Die Tech-Giganten liefern sich ein Wettrennen: Chinas Internetriese Baidu hat seinen ChatGPT-Konkurrenten Ernie Mitte März vorgestellt, Google seinen Chatbot Bard vor knapp zwei Wochen. Sogar Elon Musk, der einst selbst Millionen an Altmans OpenAI gespendet hat und ansonsten von der menschlichen Besiedelung fremder Planeten träumt, ist der rasante Vormarsch der KI nicht geheuer. Zusammen mit Apple-Gründer Steve Wozniak und anderen Silicon-Valley-Größen forderte der Tesla-Chef kürzlich eine sechsmonatige Zwangspause bei der KI-Entwicklung - um verbindliche Sicherheitsregeln für die Technik zu entwickeln und ein unkontrolliertes Wettrüsten zu verhindern.
Stochastischer Papagei oder Computer-Genie?
Dabei liegt in generativer KI auch großes Potenzial. Langweilige, nervige Standardprozesse wie E-Mails können automatisiert, Angestellte von lästigen, zeitraubenden Aufgaben befreit werden, damit sie mehr Zeit für kreative Tätigkeiten haben.
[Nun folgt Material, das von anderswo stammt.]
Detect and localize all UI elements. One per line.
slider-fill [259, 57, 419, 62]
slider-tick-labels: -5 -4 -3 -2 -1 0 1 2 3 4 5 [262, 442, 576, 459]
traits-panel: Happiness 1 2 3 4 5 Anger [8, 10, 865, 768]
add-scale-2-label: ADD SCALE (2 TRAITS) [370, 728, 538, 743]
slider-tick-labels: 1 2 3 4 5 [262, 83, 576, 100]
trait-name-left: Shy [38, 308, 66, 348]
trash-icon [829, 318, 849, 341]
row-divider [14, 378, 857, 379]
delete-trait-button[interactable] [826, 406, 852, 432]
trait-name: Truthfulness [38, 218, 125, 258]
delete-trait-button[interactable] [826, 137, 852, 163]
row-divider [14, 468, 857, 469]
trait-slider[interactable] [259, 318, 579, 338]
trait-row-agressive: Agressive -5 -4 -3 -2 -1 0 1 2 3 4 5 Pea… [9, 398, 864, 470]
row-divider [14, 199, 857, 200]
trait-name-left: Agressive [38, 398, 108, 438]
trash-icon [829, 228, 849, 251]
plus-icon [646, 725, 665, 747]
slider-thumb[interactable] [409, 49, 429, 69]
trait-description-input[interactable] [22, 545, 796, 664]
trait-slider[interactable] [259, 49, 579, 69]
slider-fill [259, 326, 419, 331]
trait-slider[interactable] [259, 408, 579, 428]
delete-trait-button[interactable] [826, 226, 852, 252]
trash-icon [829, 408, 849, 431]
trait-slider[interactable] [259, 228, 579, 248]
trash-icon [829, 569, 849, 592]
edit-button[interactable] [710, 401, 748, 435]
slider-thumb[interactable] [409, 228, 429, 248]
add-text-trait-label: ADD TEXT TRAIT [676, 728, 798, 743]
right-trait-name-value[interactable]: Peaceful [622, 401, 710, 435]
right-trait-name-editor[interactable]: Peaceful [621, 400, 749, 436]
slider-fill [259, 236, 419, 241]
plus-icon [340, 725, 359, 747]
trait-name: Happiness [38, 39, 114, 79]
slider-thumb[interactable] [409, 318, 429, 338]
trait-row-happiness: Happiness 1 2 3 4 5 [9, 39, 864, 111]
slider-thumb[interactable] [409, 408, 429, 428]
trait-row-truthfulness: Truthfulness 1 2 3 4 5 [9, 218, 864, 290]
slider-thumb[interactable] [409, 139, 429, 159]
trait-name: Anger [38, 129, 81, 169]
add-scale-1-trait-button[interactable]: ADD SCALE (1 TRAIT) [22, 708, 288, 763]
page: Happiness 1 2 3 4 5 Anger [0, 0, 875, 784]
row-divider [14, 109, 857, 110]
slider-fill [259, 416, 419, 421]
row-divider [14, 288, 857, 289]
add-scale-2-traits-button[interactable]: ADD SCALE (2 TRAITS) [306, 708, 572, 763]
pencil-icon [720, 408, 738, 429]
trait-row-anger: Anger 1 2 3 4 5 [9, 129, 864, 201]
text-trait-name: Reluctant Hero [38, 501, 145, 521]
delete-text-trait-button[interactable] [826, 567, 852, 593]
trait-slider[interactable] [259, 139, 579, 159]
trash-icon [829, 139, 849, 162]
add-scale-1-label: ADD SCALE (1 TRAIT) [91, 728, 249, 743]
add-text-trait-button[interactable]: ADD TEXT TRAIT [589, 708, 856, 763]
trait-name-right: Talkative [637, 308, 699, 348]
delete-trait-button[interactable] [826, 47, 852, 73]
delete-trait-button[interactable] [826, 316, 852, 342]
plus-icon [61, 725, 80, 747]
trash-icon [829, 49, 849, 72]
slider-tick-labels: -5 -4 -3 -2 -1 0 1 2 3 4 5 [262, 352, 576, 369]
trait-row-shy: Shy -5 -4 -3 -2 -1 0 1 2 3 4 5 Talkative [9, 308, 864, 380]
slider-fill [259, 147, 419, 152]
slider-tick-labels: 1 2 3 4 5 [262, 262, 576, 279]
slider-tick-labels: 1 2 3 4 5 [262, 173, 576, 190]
In US-Callcentern wird ChatGPT bereits eingesetzt, um Versicherungsschäden aufzunehmen, Anrufer an die richtigen Sachbearbeiter weiterzuleiten und Servicetermine auszumachen. Ob es den Menschen dabei je völlig ersetzen kann, ist fraglich.
Denn am Ende ist ChatGPT ein Sprachmodell, das auf vorhandenem menschlichen Wissen basiert. Es wird mit Milliarden menschlicher Texte aus dem Internet trainiert und lernt dabei, die darin enthaltenen Muster zu erkennen und zu reproduzieren. Kritiker sagen deshalb: Die Maschine plappert und ahmt letztlich nur nach, was Menschen zuvor geschrieben haben. Sie käut wieder und mixt, was es bereits gibt, statt etwas wirklich Neues zu schaffen.
Doch mit erstaunlich guten Ergebnissen. Und reichlich kreativem Potenzial: ChatGPT kann auch eine Ode an die Currywurst oder einen Liebesbrief an Mickey Mouse verfassen. Dabei ist oft kaum mehr zu unterscheiden, ob ein Mensch oder eine Maschine die Texte geschrieben hat. Die Richtigkeit der von ihr generierten Inhalte kann die KI zwar nicht überprüfen, geschweige denn ethische Maßstäbe daran anlegen. Doch die Grenze zwischen Nachahmung und Schöpfung verschwimmt zunehmend: Kernleistung der KI ist es, bereits vorhandene Kreativitäts-Bausteine sinnvoll neu zusammensetzen. Und ist das letztlich nicht die Definition von schöpferischer Gestaltung?
Die galt in der Arbeitswelt zusammen mit akademischer Bildung eigentlich als Versicherung gegen Arbeitslosigkeit. Jahrzehntelang hat der technologische Wandel deshalb vor allem Geringqualifizierte bedroht. Mit KI-Bots wie ChatGPT könnte sich das umdrehen. Denn in Zukunft werden Jobs mit Fähigkeiten, die am wenigsten automatisierbar sind, am sichersten sein. Neben kritischem Denken, emotionaler Intelligenz und Kreativität dürften das vor allem handwerkliche Tätigkeiten sein: Bauarbeiter, Mechaniker, Schneider und Klempner wird keine KI so schnell ersetzen können. Jedenfalls nicht, solange die Robotertechnik keinen ähnlichen Durchbruch erlebt wie die Künstliche Intelligenz mit ChatGPT.